Vitalik Buterin, the co-founder of Ethereum, has denied allegations that the network’s Layer-2 (L2) solutions carry a potential danger of confiscating users’ cash. He asserts that these solutions do not have the power to unilaterally remove assets.
This follows recent debates on social media regarding the security of Ethereum’s Layer 2 (L2) networks, with a specific focus on platform X. Justin Bons, the founder and Chief Investment Officer (CIO) of Cyber Capital, contended that Layer-2 networks possess inherent risks because of their centralized structure.
He proposed that these networks have the potential to readily misappropriate users’ assets. Mert Mumtaz, one of the co-founders and the CEO of Helius, concurred with Bons, characterizing the potential hazards as “extremely unreasonable” considering the advanced technical capabilities of these Layer-2 solutions on the Ethereum mainnet.
Buterin promptly replied, clarifying that Ethereum Layer-2 solutions are unable to confiscate users’ assets without substantial consensus. The oversight of governance concerns is entrusted to a security council, which mandates a voting threshold of no less than 75% to reach any significant decisions.

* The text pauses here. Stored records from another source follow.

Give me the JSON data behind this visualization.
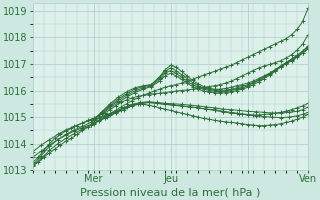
{
  "xlabel": "Pression niveau de la mer( hPa )",
  "bg_color": "#cce8e0",
  "plot_bg_color": "#ddf0ea",
  "grid_color": "#aacccc",
  "line_color": "#2d6e3a",
  "ylim": [
    1013.0,
    1019.3
  ],
  "xlim": [
    0,
    100
  ],
  "yticks": [
    1013,
    1014,
    1015,
    1016,
    1017,
    1018,
    1019
  ],
  "xtick_positions": [
    22,
    50,
    78,
    100
  ],
  "xtick_labels": [
    "Mer",
    "Jeu",
    "",
    "Ven"
  ],
  "series": [
    {
      "x": [
        0,
        2,
        4,
        6,
        8,
        10,
        12,
        14,
        16,
        18,
        20,
        22,
        24,
        26,
        28,
        30,
        32,
        34,
        36,
        38,
        40,
        42,
        44,
        46,
        48,
        50,
        52,
        54,
        56,
        58,
        60,
        62,
        64,
        66,
        68,
        70,
        72,
        74,
        76,
        78,
        80,
        82,
        84,
        86,
        88,
        90,
        92,
        94,
        96,
        98,
        100
      ],
      "y": [
        1013.2,
        1013.3,
        1013.5,
        1013.65,
        1013.8,
        1013.95,
        1014.1,
        1014.2,
        1014.35,
        1014.5,
        1014.62,
        1014.75,
        1014.88,
        1015.0,
        1015.12,
        1015.25,
        1015.38,
        1015.5,
        1015.62,
        1015.72,
        1015.82,
        1015.9,
        1015.98,
        1016.05,
        1016.12,
        1016.18,
        1016.22,
        1016.28,
        1016.35,
        1016.42,
        1016.5,
        1016.58,
        1016.65,
        1016.72,
        1016.8,
        1016.88,
        1016.95,
        1017.05,
        1017.15,
        1017.25,
        1017.35,
        1017.45,
        1017.55,
        1017.65,
        1017.75,
        1017.85,
        1017.95,
        1018.1,
        1018.3,
        1018.6,
        1019.1
      ]
    },
    {
      "x": [
        0,
        2,
        4,
        6,
        8,
        10,
        12,
        14,
        16,
        18,
        20,
        22,
        24,
        26,
        28,
        30,
        32,
        34,
        36,
        38,
        40,
        42,
        44,
        46,
        48,
        50,
        52,
        54,
        56,
        58,
        60,
        62,
        64,
        66,
        68,
        70,
        72,
        74,
        76,
        78,
        80,
        82,
        84,
        86,
        88,
        90,
        92,
        94,
        96,
        98,
        100
      ],
      "y": [
        1013.3,
        1013.5,
        1013.75,
        1014.0,
        1014.2,
        1014.35,
        1014.48,
        1014.58,
        1014.68,
        1014.78,
        1014.88,
        1014.95,
        1015.05,
        1015.15,
        1015.28,
        1015.42,
        1015.55,
        1015.65,
        1015.72,
        1015.78,
        1015.82,
        1015.85,
        1015.88,
        1015.9,
        1015.92,
        1015.95,
        1015.98,
        1016.0,
        1016.02,
        1016.05,
        1016.08,
        1016.12,
        1016.15,
        1016.18,
        1016.22,
        1016.28,
        1016.35,
        1016.45,
        1016.55,
        1016.65,
        1016.75,
        1016.85,
        1016.92,
        1016.98,
        1017.05,
        1017.12,
        1017.22,
        1017.35,
        1017.52,
        1017.75,
        1018.1
      ]
    },
    {
      "x": [
        0,
        3,
        6,
        9,
        12,
        15,
        18,
        21,
        24,
        27,
        30,
        33,
        36,
        39,
        42,
        45,
        48,
        51,
        54,
        57,
        60,
        63,
        66,
        69,
        72,
        75,
        78,
        81,
        84,
        87,
        90,
        93,
        96,
        98,
        100
      ],
      "y": [
        1013.2,
        1013.55,
        1013.9,
        1014.15,
        1014.35,
        1014.52,
        1014.65,
        1014.8,
        1014.95,
        1015.08,
        1015.2,
        1015.35,
        1015.48,
        1015.55,
        1015.58,
        1015.55,
        1015.52,
        1015.5,
        1015.48,
        1015.45,
        1015.42,
        1015.38,
        1015.35,
        1015.3,
        1015.28,
        1015.25,
        1015.22,
        1015.2,
        1015.18,
        1015.15,
        1015.15,
        1015.18,
        1015.22,
        1015.28,
        1015.38
      ]
    },
    {
      "x": [
        0,
        3,
        6,
        9,
        12,
        15,
        18,
        21,
        24,
        27,
        30,
        33,
        36,
        39,
        42,
        45,
        48,
        51,
        54,
        57,
        60,
        63,
        66,
        69,
        72,
        75,
        78,
        81,
        84,
        87,
        90,
        93,
        96,
        98,
        100
      ],
      "y": [
        1013.15,
        1013.45,
        1013.75,
        1014.0,
        1014.2,
        1014.38,
        1014.55,
        1014.7,
        1014.85,
        1015.0,
        1015.15,
        1015.28,
        1015.42,
        1015.5,
        1015.55,
        1015.52,
        1015.48,
        1015.45,
        1015.42,
        1015.38,
        1015.35,
        1015.3,
        1015.25,
        1015.2,
        1015.15,
        1015.12,
        1015.08,
        1015.05,
        1015.02,
        1015.0,
        1014.98,
        1015.0,
        1015.05,
        1015.1,
        1015.18
      ]
    },
    {
      "x": [
        22,
        25,
        28,
        31,
        34,
        37,
        40,
        43,
        46,
        48,
        50,
        52,
        54,
        56,
        58,
        60,
        62,
        64,
        66,
        68,
        70,
        72,
        74,
        76,
        78,
        80,
        82,
        84,
        86,
        88,
        90,
        92,
        94,
        96,
        98,
        100
      ],
      "y": [
        1014.88,
        1015.2,
        1015.5,
        1015.75,
        1015.95,
        1016.1,
        1016.18,
        1016.22,
        1016.52,
        1016.78,
        1016.95,
        1016.88,
        1016.72,
        1016.55,
        1016.38,
        1016.25,
        1016.15,
        1016.08,
        1016.05,
        1016.05,
        1016.08,
        1016.12,
        1016.18,
        1016.22,
        1016.28,
        1016.35,
        1016.45,
        1016.55,
        1016.65,
        1016.78,
        1016.92,
        1017.05,
        1017.18,
        1017.32,
        1017.48,
        1017.68
      ]
    },
    {
      "x": [
        22,
        25,
        28,
        31,
        34,
        37,
        40,
        43,
        46,
        48,
        50,
        52,
        54,
        56,
        58,
        60,
        62,
        64,
        66,
        68,
        70,
        72,
        74,
        76,
        78,
        80,
        82,
        84,
        86,
        88,
        90,
        92,
        94,
        96,
        98,
        100
      ],
      "y": [
        1014.9,
        1015.18,
        1015.45,
        1015.68,
        1015.88,
        1016.05,
        1016.15,
        1016.22,
        1016.48,
        1016.72,
        1016.85,
        1016.75,
        1016.6,
        1016.45,
        1016.3,
        1016.18,
        1016.1,
        1016.05,
        1016.02,
        1016.0,
        1016.02,
        1016.05,
        1016.1,
        1016.15,
        1016.22,
        1016.3,
        1016.4,
        1016.52,
        1016.65,
        1016.78,
        1016.92,
        1017.05,
        1017.18,
        1017.32,
        1017.48,
        1017.65
      ]
    },
    {
      "x": [
        22,
        25,
        28,
        31,
        34,
        37,
        40,
        43,
        46,
        48,
        50,
        52,
        54,
        56,
        58,
        60,
        62,
        64,
        66,
        68,
        70,
        72,
        74,
        76,
        78,
        80,
        82,
        84,
        86,
        88,
        90,
        92,
        94,
        96,
        98,
        100
      ],
      "y": [
        1014.92,
        1015.15,
        1015.4,
        1015.62,
        1015.82,
        1015.98,
        1016.1,
        1016.18,
        1016.42,
        1016.65,
        1016.75,
        1016.65,
        1016.5,
        1016.35,
        1016.22,
        1016.12,
        1016.05,
        1016.0,
        1015.98,
        1015.95,
        1015.98,
        1016.0,
        1016.05,
        1016.1,
        1016.18,
        1016.28,
        1016.38,
        1016.5,
        1016.62,
        1016.75,
        1016.9,
        1017.02,
        1017.15,
        1017.28,
        1017.42,
        1017.6
      ]
    },
    {
      "x": [
        22,
        25,
        28,
        31,
        34,
        37,
        40,
        43,
        46,
        48,
        50,
        52,
        54,
        56,
        58,
        60,
        62,
        64,
        66,
        68,
        70,
        72,
        74,
        76,
        78,
        80,
        82,
        84,
        86,
        88,
        90,
        92,
        94,
        96,
        98,
        100
      ],
      "y": [
        1014.95,
        1015.12,
        1015.35,
        1015.55,
        1015.75,
        1015.92,
        1016.05,
        1016.15,
        1016.35,
        1016.55,
        1016.65,
        1016.55,
        1016.42,
        1016.28,
        1016.15,
        1016.05,
        1015.98,
        1015.95,
        1015.92,
        1015.9,
        1015.92,
        1015.95,
        1016.0,
        1016.05,
        1016.12,
        1016.22,
        1016.32,
        1016.45,
        1016.58,
        1016.72,
        1016.88,
        1017.0,
        1017.12,
        1017.25,
        1017.4,
        1017.58
      ]
    },
    {
      "x": [
        0,
        3,
        6,
        9,
        12,
        15,
        18,
        21,
        24,
        27,
        30,
        33,
        36,
        39,
        42,
        45,
        48,
        51,
        54,
        57,
        60,
        63,
        66,
        69,
        72,
        74,
        76,
        78,
        80,
        82,
        84,
        86,
        88,
        90,
        92,
        94,
        96,
        98,
        100
      ],
      "y": [
        1013.7,
        1013.95,
        1014.15,
        1014.35,
        1014.52,
        1014.65,
        1014.78,
        1014.88,
        1014.98,
        1015.1,
        1015.22,
        1015.35,
        1015.45,
        1015.52,
        1015.55,
        1015.52,
        1015.48,
        1015.45,
        1015.42,
        1015.38,
        1015.35,
        1015.3,
        1015.28,
        1015.22,
        1015.18,
        1015.15,
        1015.12,
        1015.1,
        1015.08,
        1015.08,
        1015.1,
        1015.12,
        1015.15,
        1015.18,
        1015.22,
        1015.28,
        1015.35,
        1015.42,
        1015.52
      ]
    },
    {
      "x": [
        0,
        3,
        6,
        9,
        12,
        15,
        18,
        21,
        22,
        24,
        26,
        28,
        30,
        32,
        34,
        36,
        38,
        40,
        42,
        44,
        46,
        48,
        50,
        52,
        54,
        56,
        58,
        60,
        62,
        64,
        66,
        68,
        70,
        72,
        74,
        76,
        78,
        80,
        82,
        84,
        86,
        88,
        90,
        92,
        94,
        96,
        98,
        100
      ],
      "y": [
        1013.5,
        1013.72,
        1013.95,
        1014.15,
        1014.32,
        1014.48,
        1014.6,
        1014.72,
        1014.78,
        1014.88,
        1014.98,
        1015.08,
        1015.18,
        1015.28,
        1015.38,
        1015.45,
        1015.48,
        1015.48,
        1015.45,
        1015.4,
        1015.35,
        1015.3,
        1015.25,
        1015.2,
        1015.15,
        1015.1,
        1015.05,
        1015.0,
        1014.95,
        1014.92,
        1014.88,
        1014.85,
        1014.82,
        1014.8,
        1014.78,
        1014.75,
        1014.72,
        1014.7,
        1014.68,
        1014.68,
        1014.7,
        1014.72,
        1014.75,
        1014.8,
        1014.85,
        1014.92,
        1015.0,
        1015.1
      ]
    }
  ]
}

A minimum of 26% of the council members must have no affiliation with the corporation responsible for the Layer-2 solution, to guarantee a certain degree of decentralization.
Buterin also responded to concerns about his recent divestment of Ethereum (ETH), emphasizing that these sales were not driven by personal gain but rather aimed at backing significant initiatives both within and beyond the Ethereum network.
He reassured the community that his intentions are in line with the overarching objectives of the Ethereum ecosystem and philanthropic endeavors.
Although Buterin has provided reassurances, several members of the community maintain skepticism, with Mumtaz arguing that Buterin should not presume the intentions of the groups supporting these Layer-2 solutions.